Thinking About Thinking

The Trash Economy

Posted in Philosophy, Pop Culture by larrycheng on June 14, 2012

They say that one man’s trash is another man’s treasure.  Unfortunately, this statement is more reality than idiom for a large swath of the global poor that find their daily sustenance in city dumps.  Perhaps the only shortcoming of this statement is that it leaves out the women and children that also scavenge city dumps around the world.  Alas, city dumps are brutally equal opportunity.

The city dump pictured above (June 2012) is in Guatemala City.  The specs in the picture that look like people, are in fact people.  They are referred to as scavengers in the local community.  There are 13,000 of them that live in 16 slum communities surrounding the dump.   Since the dump is located at the bottom of a canyon, it requires at least an hour walk down the canyon to get there.  The people in this community are scavenging for recyclables that they can bundle and sell.  On a typical day, they will work 14 hours and might earn $3 to $6 for the materials they collect.  That’s before they pay a truck driver $2-$3 to drive their collections out of the dump.  Mondays are typically good days because there’s more trash to sort through from the weekend.  They risk themselves daily against the garbage trucks whose drivers have learned to ignore their presence.  It is common for people to get run over or lose limbs.  The dump has a preponderance of children – who are working.  Many parents are forced to trade the long-term value of education for the near-term necessity of income.  If you ask a child in this dump what they want to be when they grow up, they will say truck driver.  For what better job can there be than the one who they pay $2-$3 to every day?  This is the daily reality for some of the poor in Guatemala City.
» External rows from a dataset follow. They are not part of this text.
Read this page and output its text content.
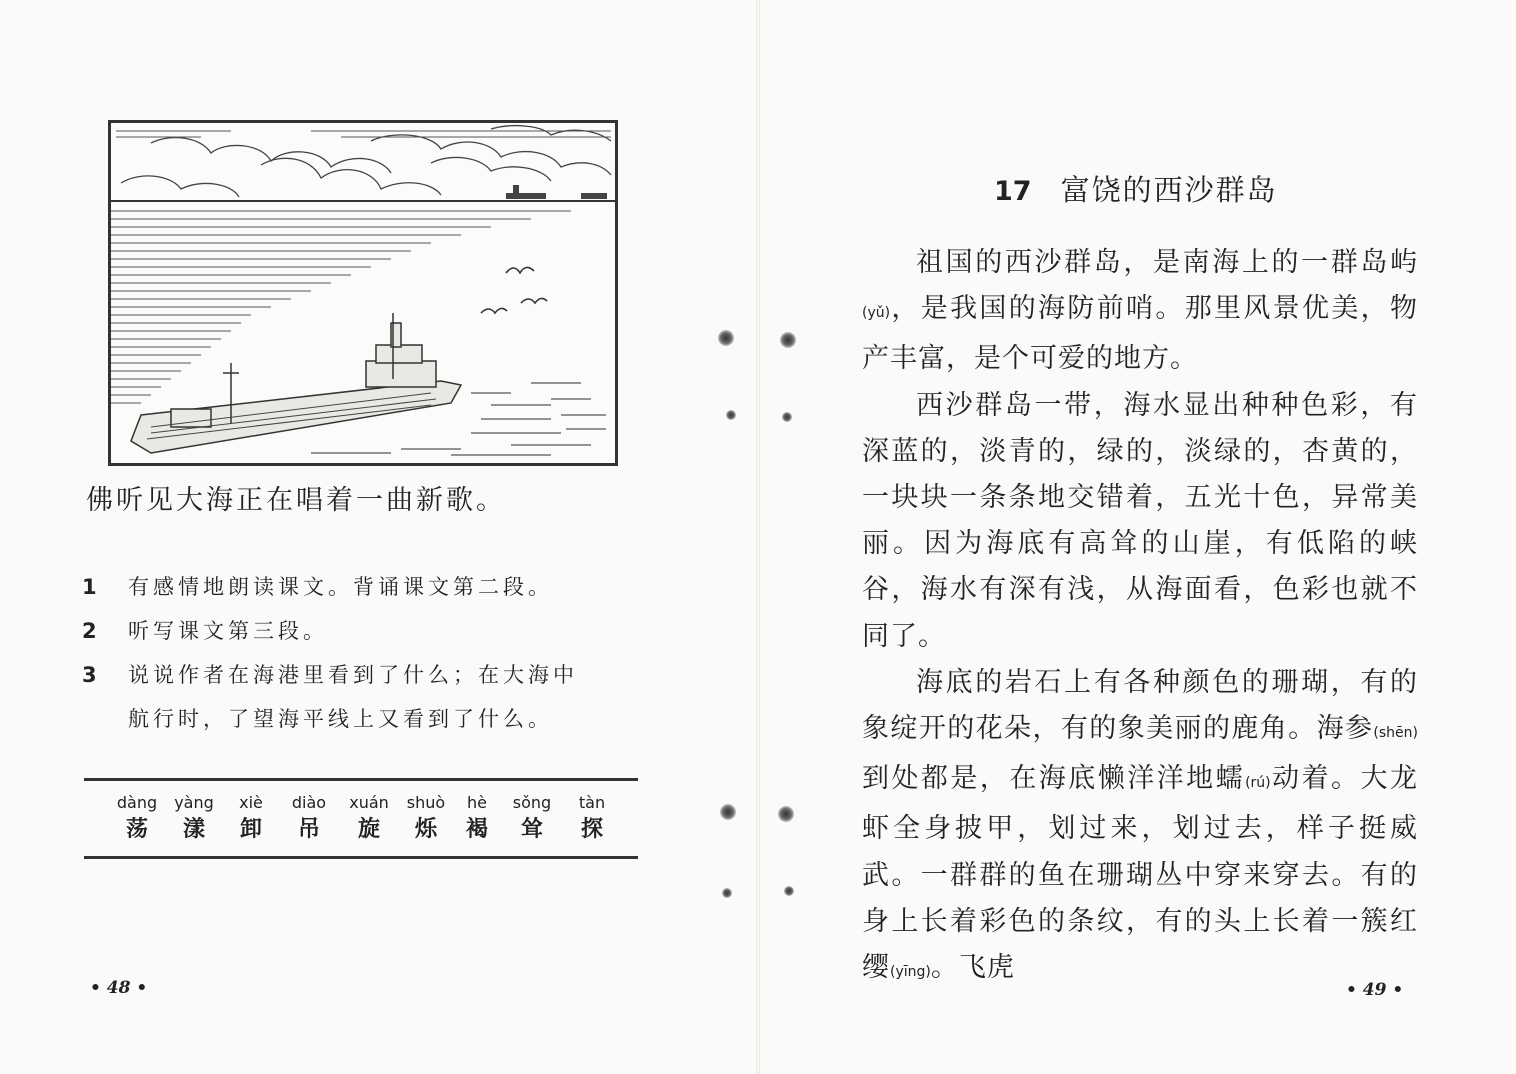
佛听见大海正在唱着一曲新歌。
1 有感情地朗读课文。背诵课文第二段。
2 听写课文第三段。
3 说说作者在海港里看到了什么；在大海中
航行时，了望海平线上又看到了什么。
dàng
荡
yàng
漾
xiè
卸
diào
吊
xuán
旋
shuò
烁
hè
褐
sǒng
耸
tàn
探
• 48 •
17 富饶的西沙群岛

祖国的西沙群岛，是南海上的一群岛屿(yǔ)，是我国的海防前哨。那里风景优美，物产丰富，是个可爱的地方。

西沙群岛一带，海水显出种种色彩，有深蓝的，淡青的，绿的，淡绿的，杏黄的，一块块一条条地交错着，五光十色，异常美丽。因为海底有高耸的山崖，有低陷的峡谷，海水有深有浅，从海面看，色彩也就不同了。

海底的岩石上有各种颜色的珊瑚，有的象绽开的花朵，有的象美丽的鹿角。海参(shēn)到处都是，在海底懒洋洋地蠕(rú)动着。大龙虾全身披甲，划过来，划过去，样子挺威武。一群群的鱼在珊瑚丛中穿来穿去。有的身上长着彩色的条纹，有的头上长着一簇红缨(yīng)。飞虎

• 49 •
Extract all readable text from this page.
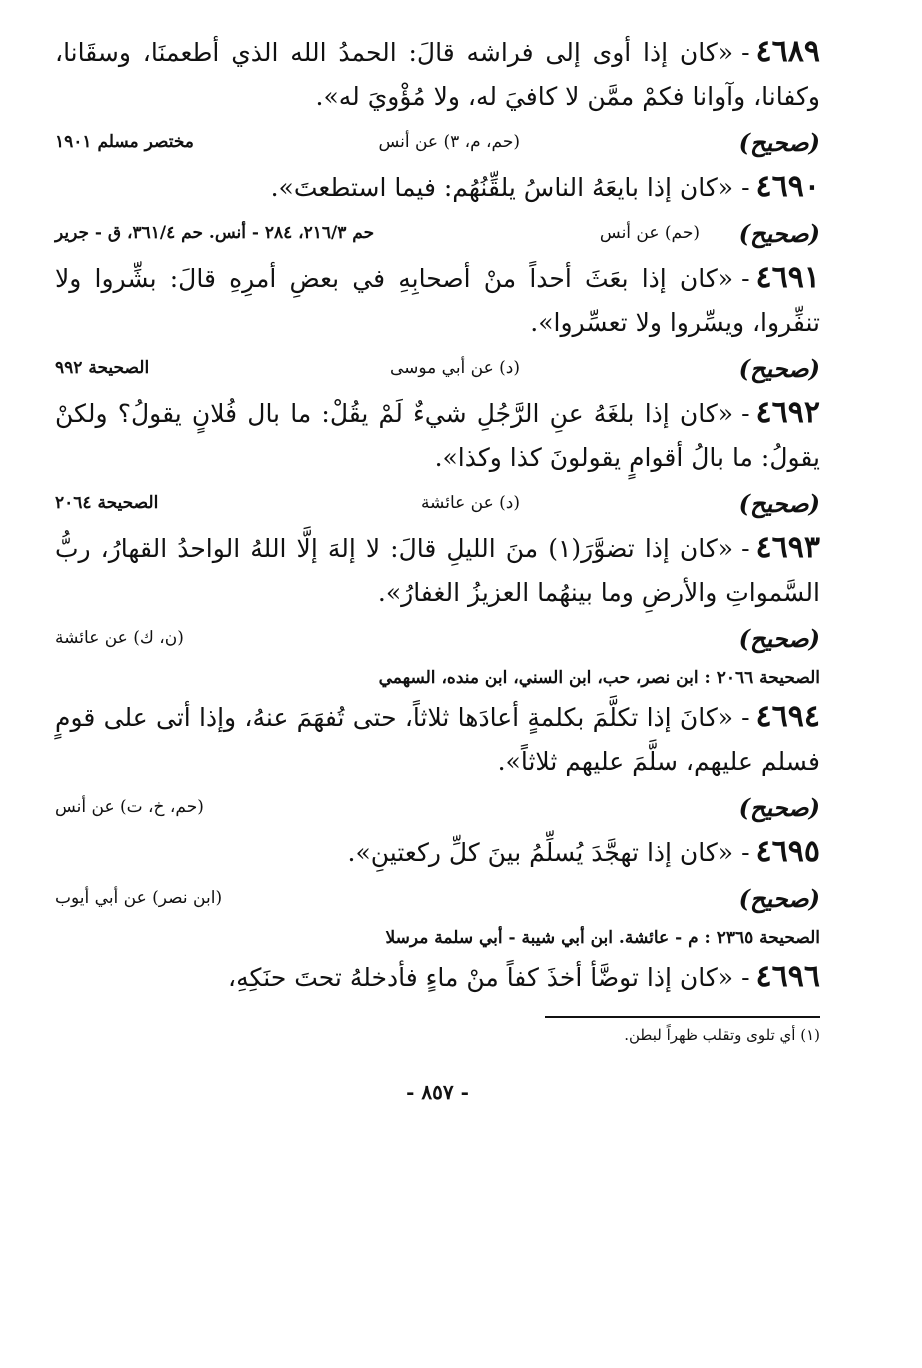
٤٦٨٩-«كان إذا أوى إلى فراشه قالَ: الحمدُ الله الذي أطعمنَا، وسقَانا، وكفانا، وآوانا فكمْ ممَّن لا كافيَ له، ولا مُؤْويَ له».

(صحيح)
(حم، م، ٣) عن أنس
مختصر مسلم ١٩٠١

٤٦٩٠-«كان إذا بايعَهُ الناسُ يلقِّنُهُم: فيما استطعتَ».

(صحيح)
(حم) عن أنس
حم ٢١٦/٣، ٢٨٤ - أنس. حم ٣٦١/٤، ق - جرير

٤٦٩١-«كان إذا بعَثَ أحداً منْ أصحابِهِ في بعضِ أمرِهِ قالَ: بشِّروا ولا تنفِّروا، ويسِّروا ولا تعسِّروا».

(صحيح)
(د) عن أبي موسى
الصحيحة ٩٩٢

٤٦٩٢-«كان إذا بلغَهُ عنِ الرَّجُلِ شيءٌ لَمْ يقُلْ: ما بال فُلانٍ يقولُ؟ ولكنْ يقولُ: ما بالُ أقوامٍ يقولونَ كذا وكذا».

(صحيح)
(د) عن عائشة
الصحيحة ٢٠٦٤

٤٦٩٣-«كان إذا تضوَّرَ(١) منَ الليلِ قالَ: لا إلهَ إلَّا اللهُ الواحدُ القهارُ، ربُّ السَّمواتِ والأرضِ وما بينهُما العزيزُ الغفارُ».

(صحيح)
(ن، ك) عن عائشة
الصحيحة ٢٠٦٦ : ابن نصر، حب، ابن السني، ابن منده، السهمي

٤٦٩٤-«كانَ إذا تكلَّمَ بكلمةٍ أعادَها ثلاثاً، حتى تُفهَمَ عنهُ، وإذا أتى على قومٍ فسلم عليهم، سلَّمَ عليهم ثلاثاً».

(صحيح)
(حم، خ، ت) عن أنس

٤٦٩٥-«كان إذا تهجَّدَ يُسلِّمُ بينَ كلِّ ركعتينِ».

(صحيح)
(ابن نصر) عن أبي أيوب
الصحيحة ٢٣٦٥ : م - عائشة. ابن أبي شيبة - أبي سلمة مرسلا

٤٦٩٦-«كان إذا توضَّأ أخذَ كفاً منْ ماءٍ فأدخلهُ تحتَ حنَكِهِ،

(١) أي تلوى وتقلب ظهراً لبطن.
- ٨٥٧ -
Sadly, poverty looks the same around the world.  The city dump pictured below (April 2012) is in Cebu, Philippines.  Children are born in this dump.  Umbilical cords are cut with sticks.  Shelters are built out of trash on the worthless land surrounding the dump.  Proximity matters to have fast access to prized trash.  Drug abuse and alcoholism are common to blunt the full and perverse effect of the daily routine.  The cycle repeats, for generations.

Thankfully, there are people who have dedicated their lives to care for the people in these dumpsite slum communities.  In Guatemala City, it’s Potter’s House.  In Cebu, it’s Grace Community Empowerment.  In both cases, despite the dumpsite being a patently dangerous place, the staff members for these organizations are protected by the very people they serve.  Walking around with them in the chaos of a dump, you would actually feel strangely safe.  These organizations have had a profound impact on the lives of those they have served.  They have helped parents create businesses.  They have enabled children to go to school.  They have treated wounds and delivered babies.  They have listened and cared.  But, probably most important of all, they have treated a community of scavengers, not like scavengers at all, but with the decency, love, and respect that all human beings deserve.  For that alone may be the starting point for a brighter future.